This paper provides an overview of our approach and procedures to construct appropriate 3D and 4D mechanistic models of soil-regolith and water processes that explain and predict processes giving rise to different assemblages of sulfate-containing evaporite minerals in geo-chemically variable acid sulfate soils (ASS). The paper highlights case studies of evaporite minerals in various types of ASS in Australia and Iraq.

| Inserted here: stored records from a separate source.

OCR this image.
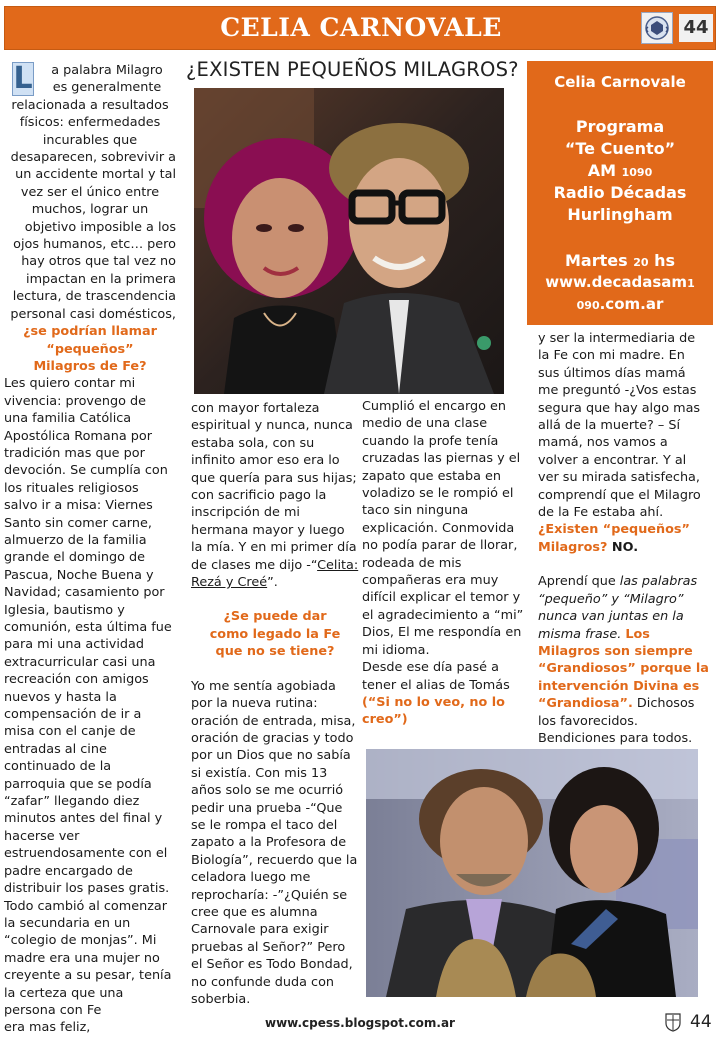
CELIA CARNOVALE	44
¿EXISTEN PEQUEÑOS MILAGROS?
L	a palabra Milagro
es generalmente
relacionada a resultados
físicos: enfermedades
incurables que
desaparecen, sobrevivir a
un accidente mortal y tal
vez ser el único entre
muchos, lograr un
objetivo imposible a los
ojos humanos, etc… pero
hay otros que tal vez no
impactan en la primera
lectura, de trascendencia
personal casi domésticos,
¿se podrían llamar
“pequeños”
Milagros de Fe?
Les quiero contar mi vivencia: provengo de una familia Católica Apostólica Romana por tradición mas que por devoción. Se cumplía con los rituales religiosos salvo ir a misa: Viernes Santo sin comer carne, almuerzo de la familia grande el domingo de Pascua, Noche Buena y Navidad; casamiento por Iglesia, bautismo y comunión, esta última fue para mi una actividad extracurricular casi una recreación con amigos nuevos y hasta la compensación de ir a misa con el canje de entradas al cine continuado de la parroquia que se podía “zafar” llegando diez minutos antes del final y hacerse ver estruendosamente con el padre encargado de distribuir los pases gratis. Todo cambió al comenzar la secundaria en un “colegio de monjas”. Mi madre era una mujer no creyente a su pesar, tenía la certeza que una persona con Fe
era mas feliz,
Celia Carnovale
Programa
“Te Cuento”
AM 1090
Radio Décadas
Hurlingham
Martes 20 hs
www.decadasam1
090.com.ar
con mayor fortaleza espiritual y nunca, nunca estaba sola, con su infinito amor eso era lo que quería para sus hijas; con sacrificio pago la inscripción de mi hermana mayor y luego la mía. Y en mi primer día de clases me dijo -“Celita: Rezá y Creé”.
¿Se puede dar como legado la Fe que no se tiene?
Yo me sentía agobiada por la nueva rutina: oración de entrada, misa, oración de gracias y todo por un Dios que no sabía si existía. Con mis 13 años solo se me ocurrió pedir una prueba -“Que se le rompa el taco del zapato a la Profesora de Biología”, recuerdo que la celadora luego me reprocharía: -”¿Quién se cree que es alumna Carnovale para exigir pruebas al Señor?” Pero el Señor es Todo Bondad, no confunde duda con soberbia.
Cumplió el encargo en medio de una clase cuando la profe tenía cruzadas las piernas y el zapato que estaba en voladizo se le rompió el taco sin ninguna explicación. Conmovida no podía parar de llorar, rodeada de mis compañeras era muy difícil explicar el temor y el agradecimiento a “mi” Dios, El me respondía en mi idioma.
Desde ese día pasé a tener el alias de Tomás (“Si no lo veo, no lo creo”)
y ser la intermediaria de la Fe con mi madre. En sus últimos días mamá me preguntó -¿Vos estas segura que hay algo mas allá de la muerte? – Sí mamá, nos vamos a volver a encontrar. Y al ver su mirada satisfecha, comprendí que el Milagro de la Fe estaba ahí. ¿Existen “pequeños” Milagros? NO.
Aprendí que las palabras “pequeño” y “Milagro” nunca van juntas en la misma frase. Los Milagros son siempre “Grandiosos” porque la intervención Divina es “Grandiosa”. Dichosos los favorecidos. Bendiciones para todos.
www.cpess.blogspot.com.ar	44
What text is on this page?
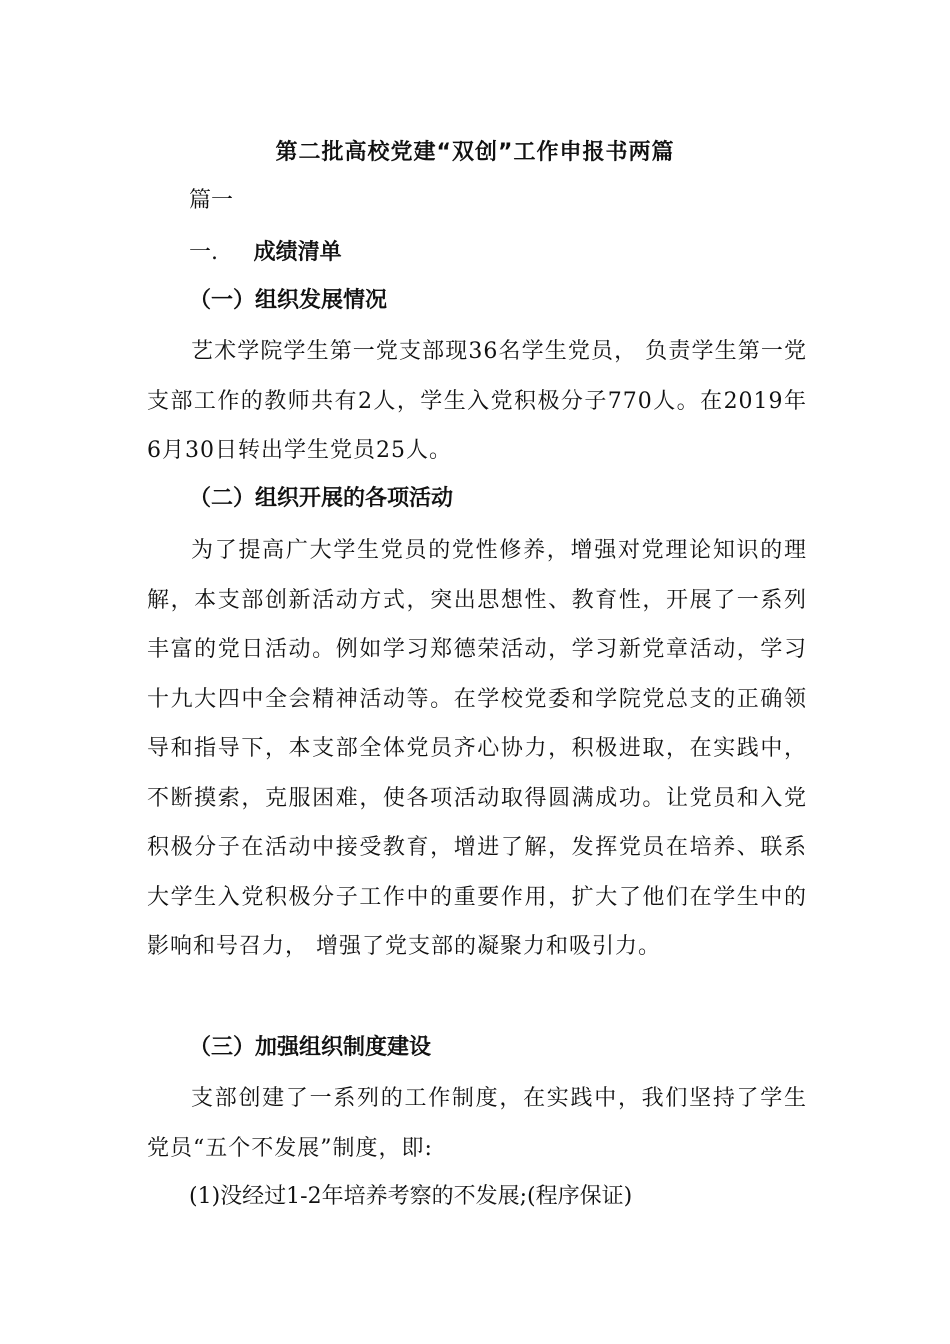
第二批高校党建“双创”工作申报书两篇
篇一
一. 成绩清单
（一）组织发展情况
艺术学院学生第一党支部现36名学生党员， 负责学生第一党支部工作的教师共有2人，学生入党积极分子770人。在2019年6月30日转出学生党员25人。
（二）组织开展的各项活动
为了提高广大学生党员的党性修养，增强对党理论知识的理解，本支部创新活动方式，突出思想性、教育性，开展了一系列丰富的党日活动。例如学习郑德荣活动，学习新党章活动，学习十九大四中全会精神活动等。在学校党委和学院党总支的正确领导和指导下，本支部全体党员齐心协力，积极进取，在实践中，不断摸索，克服困难，使各项活动取得圆满成功。让党员和入党积极分子在活动中接受教育，增进了解，发挥党员在培养、联系大学生入党积极分子工作中的重要作用，扩大了他们在学生中的影响和号召力， 增强了党支部的凝聚力和吸引力。
（三）加强组织制度建设
支部创建了一系列的工作制度，在实践中，我们坚持了学生党员“五个不发展”制度，即:
(1)没经过1-2年培养考察的不发展;(程序保证)
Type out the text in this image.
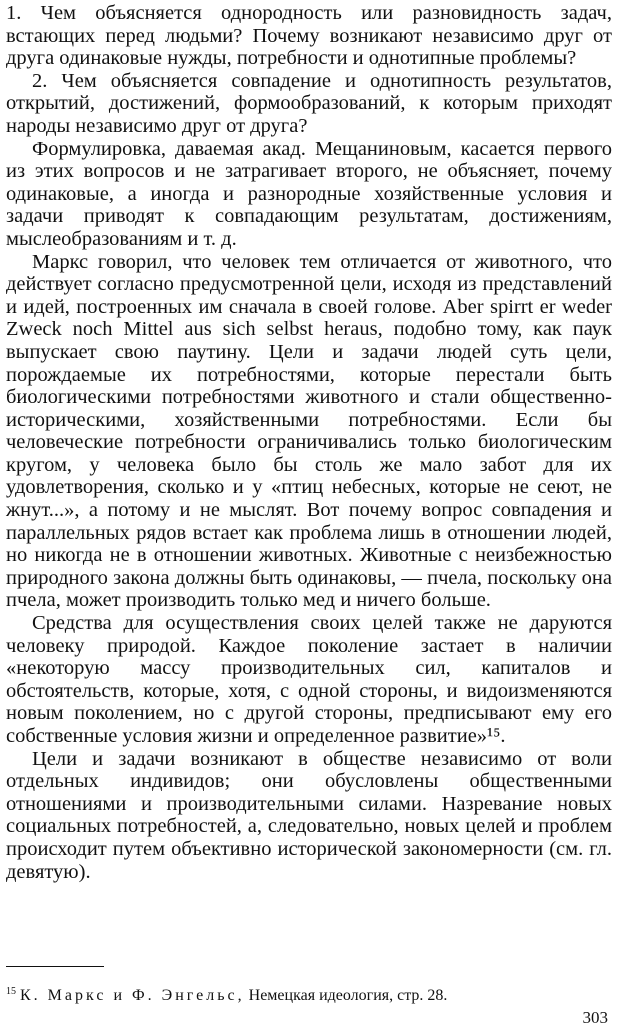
1. Чем объясняется однородность или разновидность задач, встающих перед людьми? Почему возникают независимо друг от друга одинаковые нужды, потребности и однотипные проблемы?

2. Чем объясняется совпадение и однотипность результатов, открытий, достижений, формообразований, к которым приходят народы независимо друг от друга?

Формулировка, даваемая акад. Мещаниновым, касается первого из этих вопросов и не затрагивает второго, не объясняет, почему одинаковые, а иногда и разнородные хозяйственные условия и задачи приводят к совпадающим результатам, достижениям, мыслеобразованиям и т. д.

Маркс говорил, что человек тем отличается от животного, что действует согласно предусмотренной цели, исходя из представлений и идей, построенных им сначала в своей голове. Aber spirrt er weder Zweck noch Mittel aus sich selbst heraus, подобно тому, как паук выпускает свою паутину. Цели и задачи людей суть цели, порождаемые их потребностями, которые перестали быть биологическими потребностями животного и стали общественно-историческими, хозяйственными потребностями. Если бы человеческие потребности ограничивались только биологическим кругом, у человека было бы столь же мало забот для их удовлетворения, сколько и у «птиц небесных, которые не сеют, не жнут...», а потому и не мыслят. Вот почему вопрос совпадения и параллельных рядов встает как проблема лишь в отношении людей, но никогда не в отношении животных. Животные с неизбежностью природного закона должны быть одинаковы, — пчела, поскольку она пчела, может производить только мед и ничего больше.

Средства для осуществления своих целей также не даруются человеку природой. Каждое поколение застает в наличии «некоторую массу производительных сил, капиталов и обстоятельств, которые, хотя, с одной стороны, и видоизменяются новым поколением, но с другой стороны, предписывают ему его собственные условия жизни и определенное развитие»¹⁵.

Цели и задачи возникают в обществе независимо от воли отдельных индивидов; они обусловлены общественными отношениями и производительными силами. Назревание новых социальных потребностей, а, следовательно, новых целей и проблем происходит путем объективно исторической закономерности (см. гл. девятую).

$^{15}$ К. Маркс и Ф. Энгельс, Немецкая идеология, стр. 28.

303
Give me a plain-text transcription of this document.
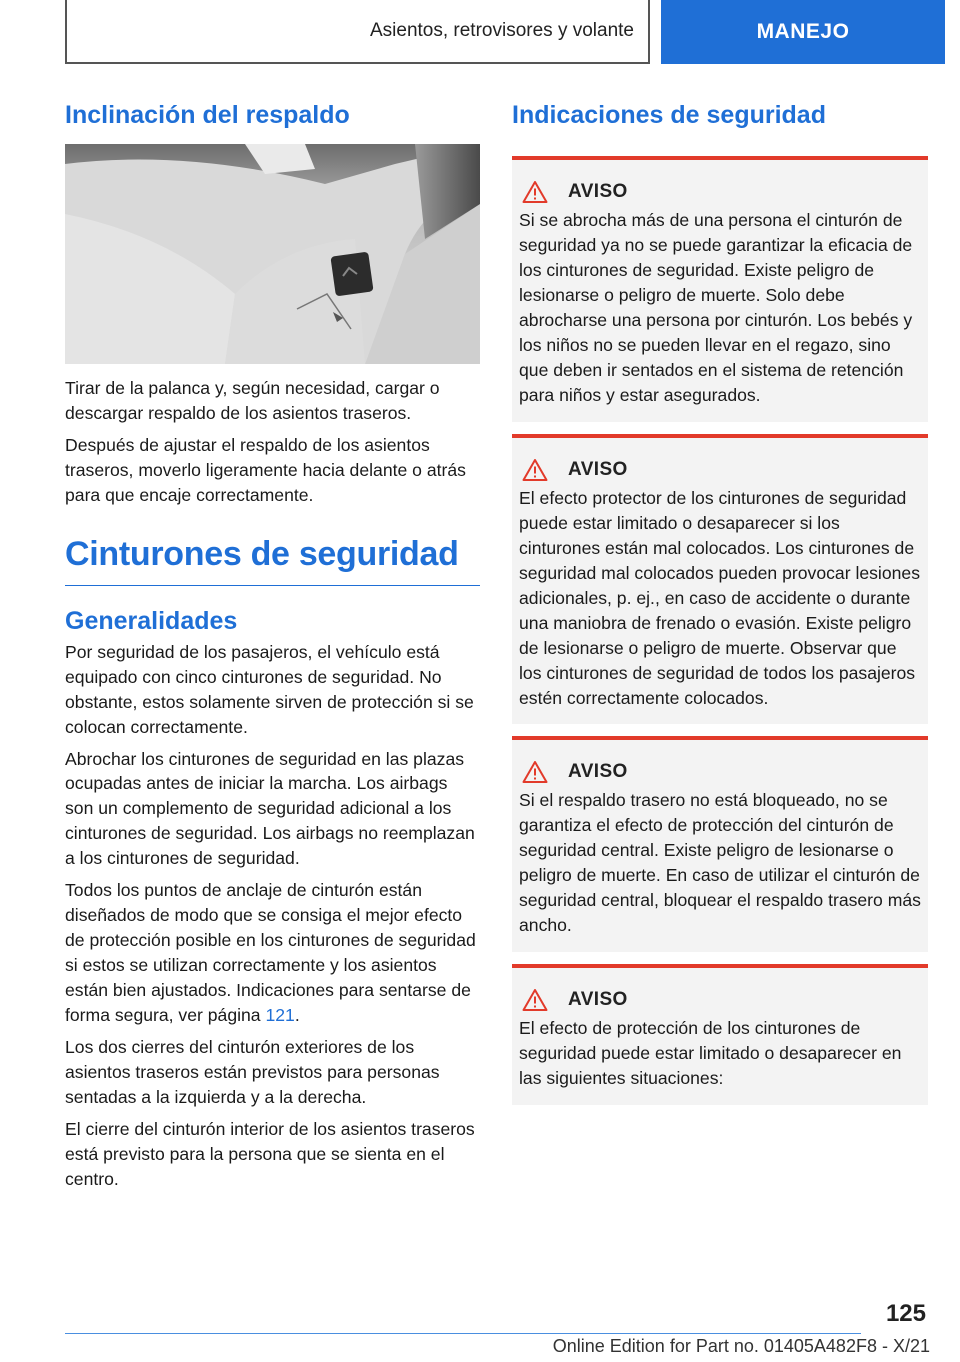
Asientos, retrovisores y volante	MANEJO
Inclinación del respaldo

Tirar de la palanca y, según necesidad, cargar o descargar respaldo de los asientos traseros.

Después de ajustar el respaldo de los asientos traseros, moverlo ligeramente hacia delante o atrás para que encaje correctamente.

Cinturones de seguridad
Generalidades

Por seguridad de los pasajeros, el vehículo está equipado con cinco cinturones de seguridad. No obstante, estos solamente sirven de protección si se colocan correctamente.

Abrochar los cinturones de seguridad en las plazas ocupadas antes de iniciar la marcha. Los airbags son un complemento de seguridad adicional a los cinturones de seguridad. Los airbags no reemplazan a los cinturones de seguridad.

Todos los puntos de anclaje de cinturón están diseñados de modo que se consiga el mejor efecto de protección posible en los cinturones de seguridad si estos se utilizan correctamente y los asientos están bien ajustados. Indicaciones para sentarse de forma segura, ver página 121.

Los dos cierres del cinturón exteriores de los asientos traseros están previstos para personas sentadas a la izquierda y a la derecha.

El cierre del cinturón interior de los asientos traseros está previsto para la persona que se sienta en el centro.

Indicaciones de seguridad
AVISO

Si se abrocha más de una persona el cinturón de seguridad ya no se puede garantizar la eficacia de los cinturones de seguridad. Existe peligro de lesionarse o peligro de muerte. Solo debe abrocharse una persona por cinturón. Los bebés y los niños no se pueden llevar en el regazo, sino que deben ir sentados en el sistema de retención para niños y estar asegurados.

AVISO

El efecto protector de los cinturones de seguridad puede estar limitado o desaparecer si los cinturones están mal colocados. Los cinturones de seguridad mal colocados pueden provocar lesiones adicionales, p. ej., en caso de accidente o durante una maniobra de frenado o evasión. Existe peligro de lesionarse o peligro de muerte. Observar que los cinturones de seguridad de todos los pasajeros estén correctamente colocados.

AVISO

Si el respaldo trasero no está bloqueado, no se garantiza el efecto de protección del cinturón de seguridad central. Existe peligro de lesionarse o peligro de muerte. En caso de utilizar el cinturón de seguridad central, bloquear el respaldo trasero más ancho.

AVISO

El efecto de protección de los cinturones de seguridad puede estar limitado o desaparecer en las siguientes situaciones:

125
Online Edition for Part no. 01405A482F8 - X/21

Mechanistic models use the toposequence approach, which integrates pedological, mineralogical, hydrological, biogeochemical, geological, climatic and land-use information. The combination of seawater or saline groundwaters enriched in sulfate (with other elements sourced from mineralised zones) seeping through soils, anaerobic conditions and organic carbon in saturated soils yield pyrite-enriched sulfidic material containing pyrite framboids through anaerobic bacterial reduction of sulfate. When sulfidic materials are eroded and exposed to air, pyrite is oxidised producing sulfuric acid with mineral dissolution followed by precipitation of the following sulfate-containing minerals in varied environments: (i) sideronatrite, tamarugite, copiapite, pentahydrite, starkeyite, bischofite, bassanite, carnallite, rozenite, barite, halite and gypsum in sandy sulfuric horizons with pH <3.0; (ii) natrojarosite, jarosite and plumbojarosite in clay-rich sulfuric horizons with pH 3.5-4, (iii) eugsterite, bloedite, thenardite, glauberite, gypsum, thenardite, mirabilite, schwertmannite, lepidocrocite, akaganéite and colloidal poorly crystalline/pseudoboehmite-like (white) precipitates in sulfidic materials with pH >5. These minerals may range in morphology from thin, powdery, and very transient efflorescences to thicker, more persistent, soil-cementing crusts. Formation of these complex salts of sulfates of Fe, Al, Na, Pb, Ca, As, Zn, Mg, jarosites, oxyhydroxysulfates and oxyhydroxides are indicative of rapidly changing local environments and variations in redox, pH and rates of availability of S and other elements. As such, these evaporite minerals are indicators of soil-water processes operating in specific landscapes. A detailed understanding of these minerals and biogeochemistry in ASS has revealed important dual applications for land management and mineral exploration.